J-C.M. : Le bio n’est pas un choix économiquement viable. Au château, les rendements sont en baisse. Lorsque notre famille a repris le vignoble au cours des années 2000, le rendement moyen était de 38 hl/ha. Sur les cinq dernières années, nous sommes à 30 hl/ha. Le gel, la grêle, les pluies excessives sources de mildiou nous ont pénalisés. Passer au bio augmente le risque de perte de productivité.
Par ailleurs, ce cahier des charges ne prend pas en compte le dérèglement climatique et la préservation de la biodiversité. Un domaine bio peut couper des chênes pour planter un peu plus de vigne, garder son label et le valoriser auprès des consommateurs. Avoir une démarche globale comme celle du Château Brown n’est reconnu par aucun label. J’espère un jour voir émerger une certification « carbone » qui distingue les entreprises qui agissent.
En revanche Château Brown est certifié HVE.

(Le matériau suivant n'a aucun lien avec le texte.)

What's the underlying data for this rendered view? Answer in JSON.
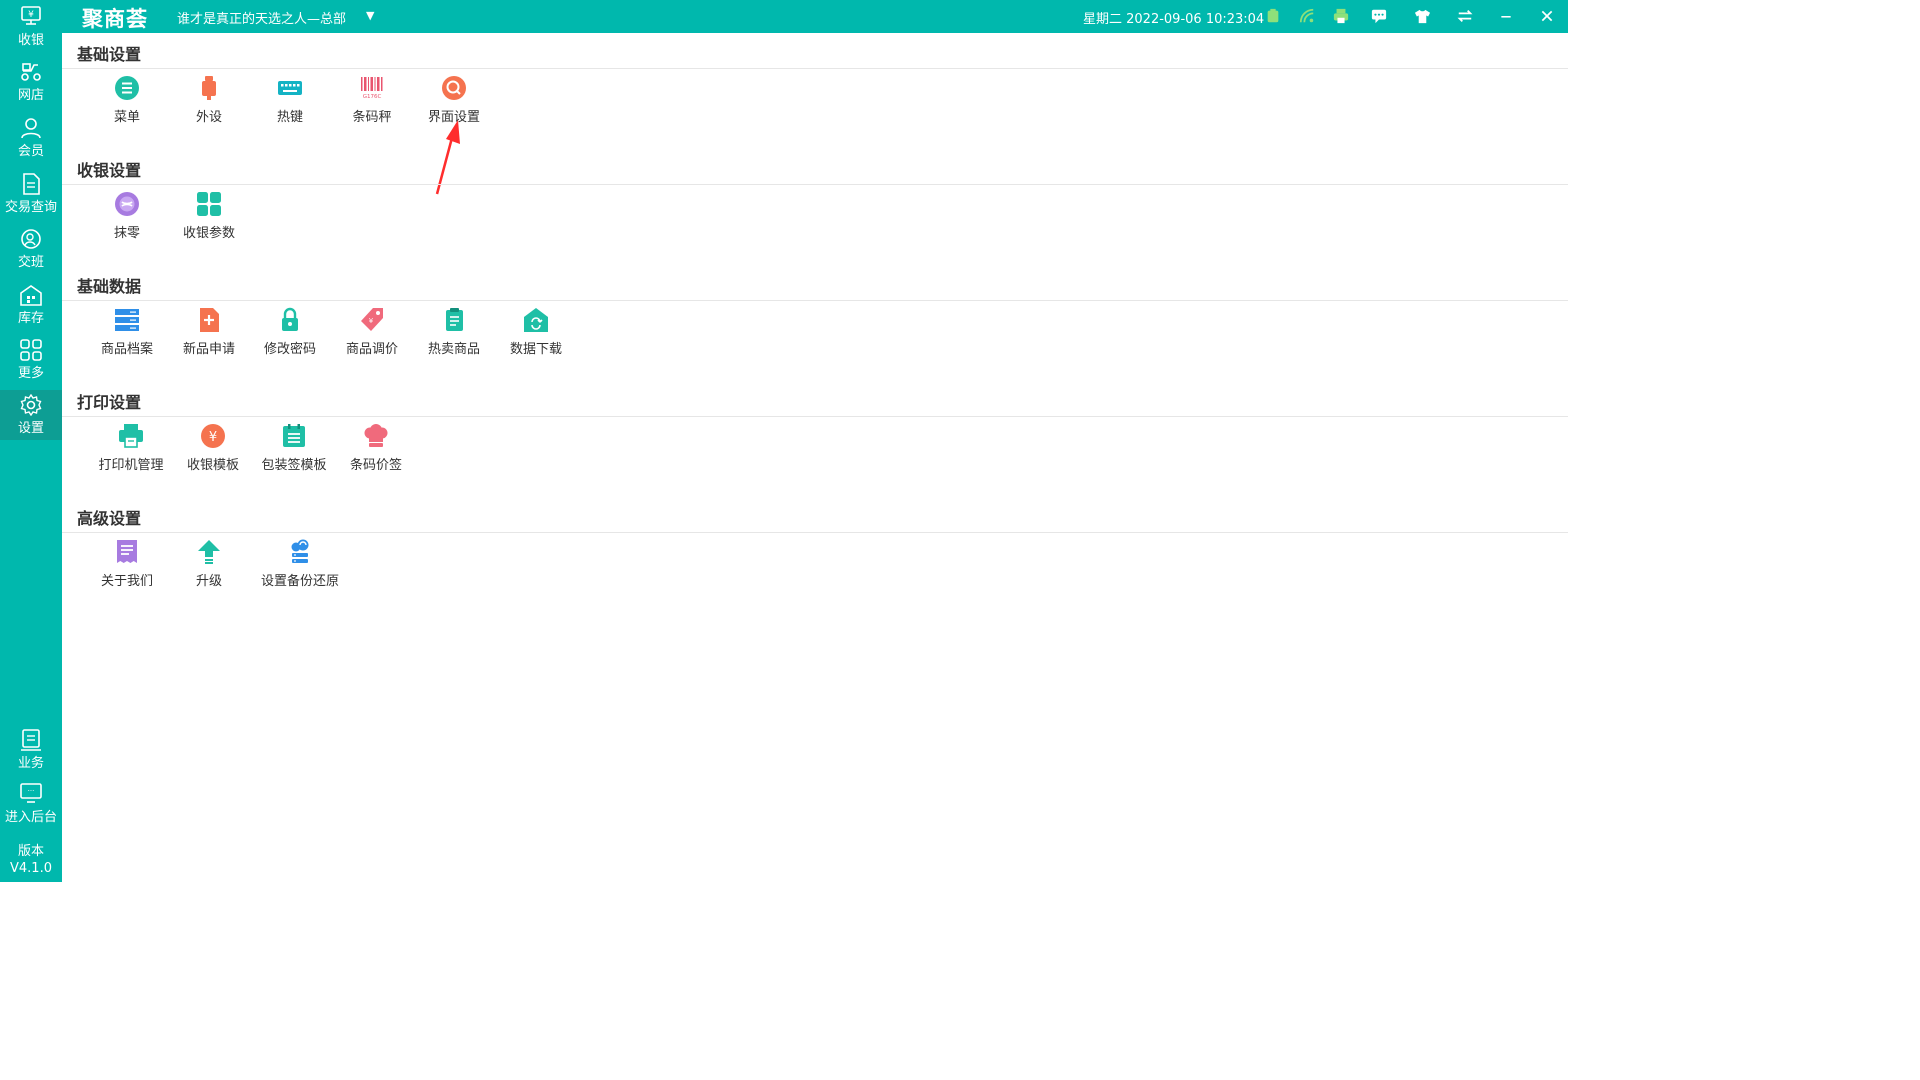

J-C.M. : Château Brown est engagé dans la démarche environnementale collective SME créée à l’initiative de l’interprofession des vins de Bordeaux. Tous les efforts déployés pour respecter les exigences de ce label nous permettent de cocher celles de la HVE. Mais je ne sais pas trop quoi penser de la certification environnementale HVE.
C’est une bonne initiative des Pouvoirs Publics pour encourager massivement les agriculteurs à améliorer leurs pratiques mais le cahier des charges ne va pas assez loin, de fait il est attaqué avec virulence par des partisans du bio et enfin, il n’est pas compris et connu des consommateurs.
Vos choix engagés sont-ils commercialement porteurs ?
J-C.M. : Il serait plus simple de passer en bio ! Il faut beaucoup de pédagogie pour expliquer notre démarche et nos choix. L'été, nous n'arrosons pas la pelouse devant la propriété. C'est une anecdote mais il faut se justifier auprès des visiteurs habitués à voir à Bordeaux de belles pelouses vertes quelle que soit les conditions climatiques.
On fait donc des efforts pour communiquer auprès du grand public notamment au travers de vidéos diffusées sur notre site Internet, nos comptes sur les réseaux sociaux et notre newsletter.
Quelles sont les conséquences du dérèglement climatique observables sur le domaine ?
J-C.M. : L’une des plus notables c’est l’augmentation des épisodes de gel printanier. Le merlot est particulièrement vulnérable car il débourre précocement. Ce cépage se trouve aussi moins bien adapté à la contrainte hydrique. Dans des situations de stress, contrairement au cabernet, il transpire beaucoup, perd de l’eau. Il monte in fine facilement en degré. Sur nos terroirs propices au cabernet sauvignon, nous privilégions donc de plus en plus ce cépage au détriment du merlot.